C’est en 1994 que Huang Wu-hsiung [黃武雄], professeur à l’Université nationale de Taiwan (NTU), a le premier proposé l’établissement à Taiwan d’un réseau d’universités populaires et de quartier. Après quatre années de préparation, la première d’entre elles ouvrit ses portes à Taipei, dans l’arrondissement de Wenshan, en 1998. Aujourd’hui, l’île compte 83 universités populaires ou de quartier, auxquelles il faut ajouter 16 de leurs antennes. Elles accueillent au total plus de 100 000 étudiants et jouent un rôle non négligeable sur le plan local.
Au mois de mars dernier, l’Université de quartier de Beitou, à Taipei, organisait le temps d’un week-end un forum consacré à l’avenir des universités populaires et de quartier à Taiwan. Cette rencontre avait lieu au Lycée Xinming de Beitou, où l’université de quartier a ses locaux. Une centaine de responsables et professeurs d’universités de quartier étaient présents pour contribuer studieusement aux deux thèmes proposés au débat : « Conception des programmes des universités de quartier » et « Méthodes pour la formation continue ». Pendant les pauses, les échanges continuaient dans les couloirs.
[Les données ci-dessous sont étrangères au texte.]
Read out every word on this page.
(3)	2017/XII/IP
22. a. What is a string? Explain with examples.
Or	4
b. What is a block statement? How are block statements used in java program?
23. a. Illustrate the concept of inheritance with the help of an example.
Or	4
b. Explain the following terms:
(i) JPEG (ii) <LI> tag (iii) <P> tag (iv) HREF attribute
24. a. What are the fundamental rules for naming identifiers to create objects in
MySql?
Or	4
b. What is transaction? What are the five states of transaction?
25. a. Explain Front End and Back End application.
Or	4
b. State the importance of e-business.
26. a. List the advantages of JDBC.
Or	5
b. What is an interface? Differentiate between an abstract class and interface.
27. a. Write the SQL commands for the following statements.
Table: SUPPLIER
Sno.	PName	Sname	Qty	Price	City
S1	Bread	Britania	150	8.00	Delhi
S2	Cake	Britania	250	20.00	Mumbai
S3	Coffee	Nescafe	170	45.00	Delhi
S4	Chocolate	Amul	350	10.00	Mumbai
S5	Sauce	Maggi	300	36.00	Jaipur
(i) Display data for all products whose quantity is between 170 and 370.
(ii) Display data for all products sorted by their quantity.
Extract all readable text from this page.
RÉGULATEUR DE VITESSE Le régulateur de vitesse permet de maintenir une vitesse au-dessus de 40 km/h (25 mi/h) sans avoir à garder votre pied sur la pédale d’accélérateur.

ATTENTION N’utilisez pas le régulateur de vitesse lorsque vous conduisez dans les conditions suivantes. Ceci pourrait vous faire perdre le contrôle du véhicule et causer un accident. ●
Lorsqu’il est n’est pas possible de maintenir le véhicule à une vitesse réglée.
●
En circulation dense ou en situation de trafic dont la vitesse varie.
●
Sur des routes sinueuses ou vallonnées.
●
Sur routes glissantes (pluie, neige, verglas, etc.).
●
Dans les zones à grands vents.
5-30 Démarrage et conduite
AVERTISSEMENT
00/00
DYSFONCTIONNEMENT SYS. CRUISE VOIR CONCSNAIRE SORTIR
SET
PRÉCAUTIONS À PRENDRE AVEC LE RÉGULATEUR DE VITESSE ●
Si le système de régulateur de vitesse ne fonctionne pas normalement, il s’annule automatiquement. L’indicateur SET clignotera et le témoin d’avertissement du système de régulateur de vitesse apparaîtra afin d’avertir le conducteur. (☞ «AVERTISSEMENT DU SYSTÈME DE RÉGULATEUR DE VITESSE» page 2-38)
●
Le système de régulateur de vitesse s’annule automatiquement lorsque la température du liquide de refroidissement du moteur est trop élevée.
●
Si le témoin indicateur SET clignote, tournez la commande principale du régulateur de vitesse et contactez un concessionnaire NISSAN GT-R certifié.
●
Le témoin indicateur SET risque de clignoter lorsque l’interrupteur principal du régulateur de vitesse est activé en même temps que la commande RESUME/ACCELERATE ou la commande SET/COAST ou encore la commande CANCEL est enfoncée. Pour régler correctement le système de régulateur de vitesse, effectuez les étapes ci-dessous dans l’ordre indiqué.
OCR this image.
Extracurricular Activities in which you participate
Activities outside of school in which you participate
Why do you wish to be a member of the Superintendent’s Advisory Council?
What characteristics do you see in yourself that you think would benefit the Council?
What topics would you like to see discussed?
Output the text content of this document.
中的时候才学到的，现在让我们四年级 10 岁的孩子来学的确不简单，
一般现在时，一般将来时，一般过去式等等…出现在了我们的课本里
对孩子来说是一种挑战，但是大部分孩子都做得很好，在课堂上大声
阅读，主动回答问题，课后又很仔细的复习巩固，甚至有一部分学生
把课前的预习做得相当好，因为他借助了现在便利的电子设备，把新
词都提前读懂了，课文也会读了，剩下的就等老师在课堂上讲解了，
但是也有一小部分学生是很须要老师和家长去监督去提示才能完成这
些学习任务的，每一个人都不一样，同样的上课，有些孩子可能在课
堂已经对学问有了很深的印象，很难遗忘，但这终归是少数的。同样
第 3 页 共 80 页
La passion des participants était immédiatement palpable – une atmosphère que l’on ne retrouve que rarement lors de séminaires universitaires.
C’est que, depuis 20 ans, les universités populaires et de quartier ont emprunté des chemins buissonniers : plutôt que de distribuer des diplômes, elles suscitent la joie d’apprendre et le sens de l’accomplissement – des notions qui devraient certes toujours être au cœur d’un projet éducatif. « La mission de service public des universités de quartier les a conduites à créer un véritable mouvement de formation des adultes », dit Ku Chung-hwa [顧忠華], le fondateur et ancien directeur de l’Association nationale pour la promotion des universités populaires.
Sauver les vieux arbres
Presque centenaire, le parc public de Tainan voit tôt le matin converger les habitants pour leurs exercices quotidiens. Attroupés autour d’un Bauhinia blakeana, des étudiants de l’Université populaire de Tainan ont entrepris de mesurer la circonférence du tronc et d’effectuer un relevé de l’état de santé de l’arbre. Installés dans un temple jouxtant le parc de Tainan, des bénévoles aident les habitants impliqués dans le projet à enregistrer, grâce à un système de positionnement par satellite, l’emplacement exact des arbres à protéger.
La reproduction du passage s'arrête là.